Here are two sister tomato seedlings, one month after they were transplanted on the same day into our homemade potting soil on the left, and the commercial ‘Brand X’ potting soil on the right.

So without further fanfare, here is our recipe –

  • 5 gallons composted horse manure
  • 4 gallons peat moss
  • 1 gallon sand
  • 2 quarts perlite
  • 1 cup dolomite lime
  • 1 cup bone meal

All ingredients are passed through a 1/2″ steel mesh screen and thoroughly mixed.

The final product is completely free of objectionable odor.

The key here is the quality of the composed horse manure, which we make ourselves. Our horses stalls are bedded with a 50/50 mix of fir sawdust and fir shaving. Good barn management with frequent stall cleaning means that the manure and urine-soaked shavings are collected without too much mixing with fresh shavings. The collected manure is turned multiple times during the first 3 months of composting and then is stored for an additional 2 years before use.  The heat generated by composting, combined with the lengthy “aging” guarantees that the compost is virtually free of viable weed seeds (not to mention bacterial pathogens).

Some technical notes: composted manure is mildly acidic and peat moss is highly acidic, hence the addition of lime.
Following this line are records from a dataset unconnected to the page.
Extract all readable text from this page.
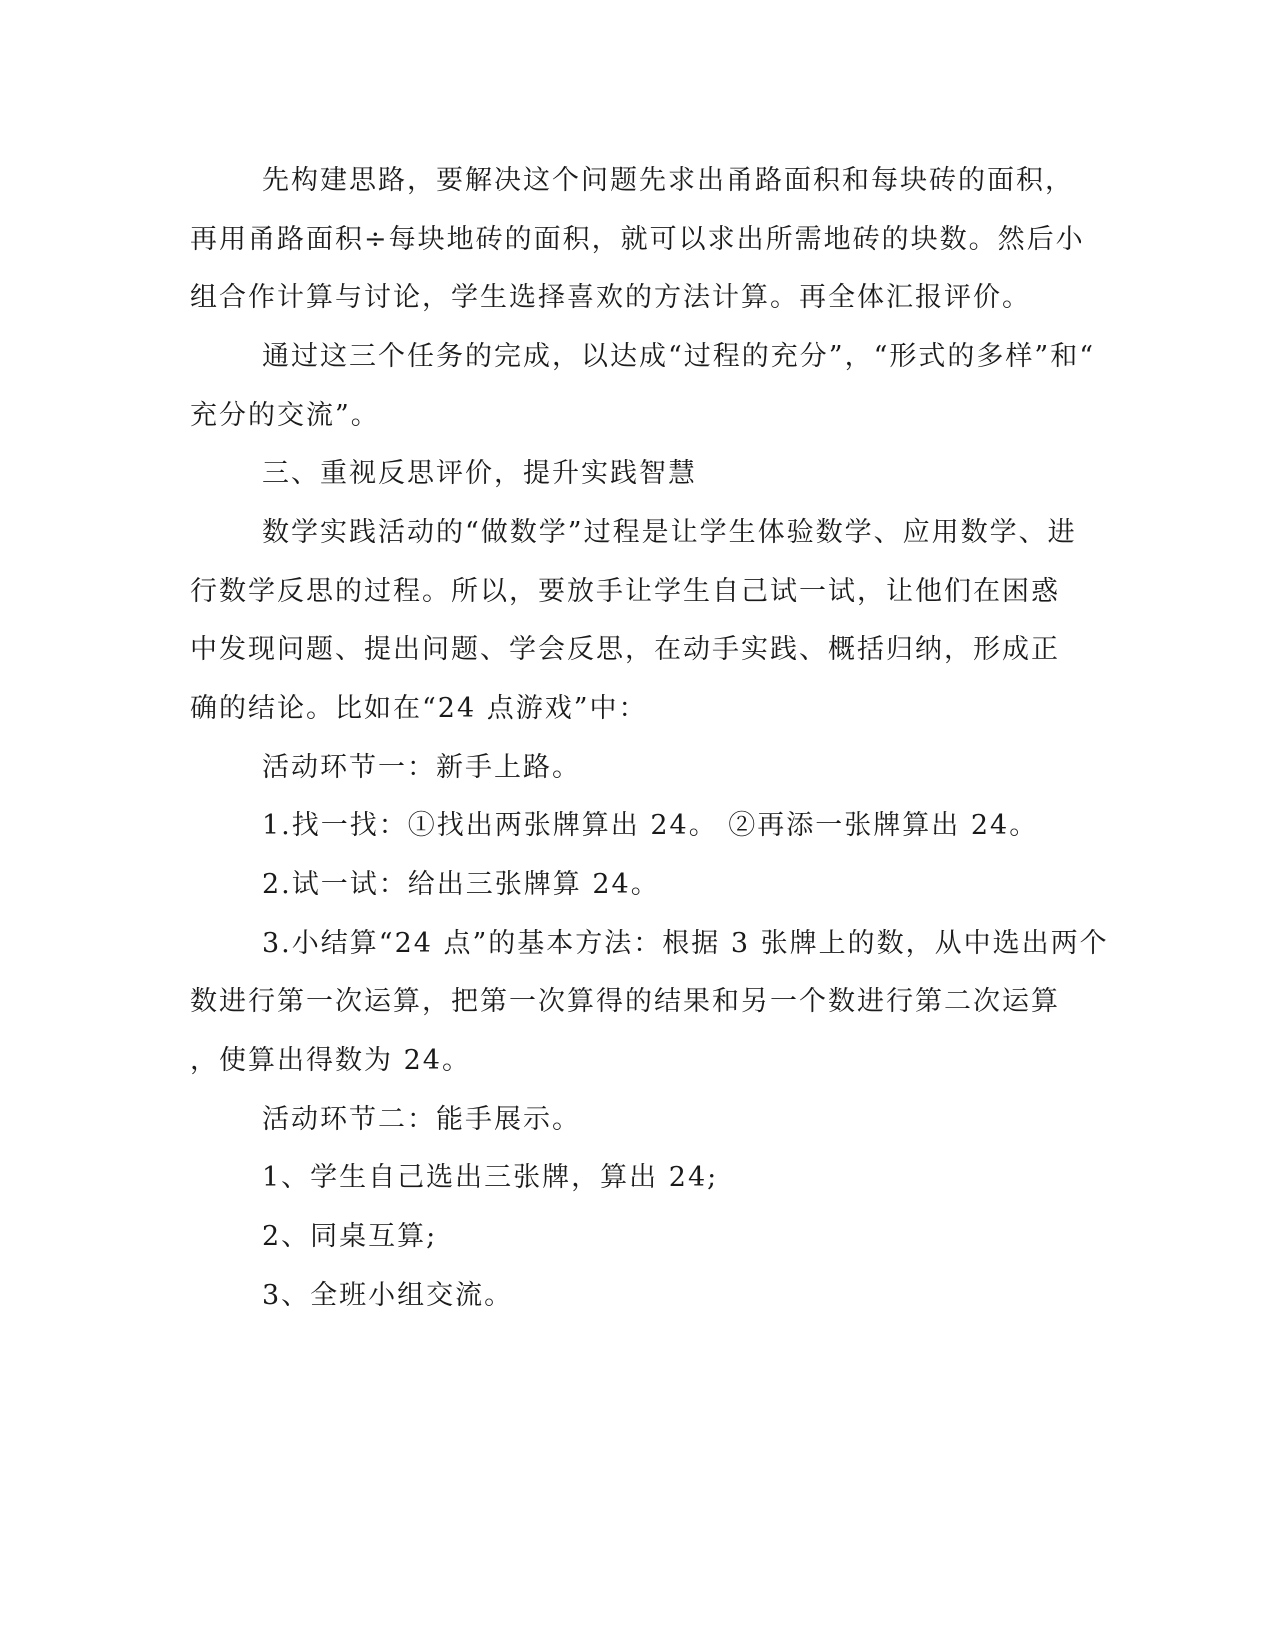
先构建思路，要解决这个问题先求出甬路面积和每块砖的面积，
再用甬路面积÷每块地砖的面积，就可以求出所需地砖的块数。然后小
组合作计算与讨论，学生选择喜欢的方法计算。再全体汇报评价。
通过这三个任务的完成，以达成“过程的充分”，“形式的多样”和“
充分的交流”。
三、重视反思评价，提升实践智慧
数学实践活动的“做数学”过程是让学生体验数学、应用数学、进
行数学反思的过程。所以，要放手让学生自己试一试，让他们在困惑
中发现问题、提出问题、学会反思，在动手实践、概括归纳，形成正
确的结论。比如在“24 点游戏”中：
活动环节一：新手上路。
1.找一找：①找出两张牌算出 24。 ②再添一张牌算出 24。
2.试一试：给出三张牌算 24。
3.小结算“24 点”的基本方法：根据 3 张牌上的数，从中选出两个
数进行第一次运算，把第一次算得的结果和另一个数进行第二次运算
，使算出得数为 24。
活动环节二：能手展示。
1、学生自己选出三张牌，算出 24;
2、同桌互算;
3、全班小组交流。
The recipe yields a final pH of roughly 6. Various sources list the N/P/K content of composted horse manure at  values ranging from 0.3/0.2/0.5 to .7/.2/.7. The usual ratios recommended for growth of most plants range from 1/1/1 to 1/2/1 so achieving a suitable balance in the potting soil requires supplementation with phosphate, hence the addition of bone meal.  The recipe I use achieves a final NPK content of roughly .2/.15/.3.  For comparison, Miracle-Gro potting soil is 0.21/.011/0.16 so arguably my potting soil is substantially richer in phosphorous. On the other hand, all of the Miracle-Gro phosphorous is likely in the form of super-phosphate, which is fully available to plants, while only a small fraction of the phosphorous in bone meal is immediately available to plants as phosphate.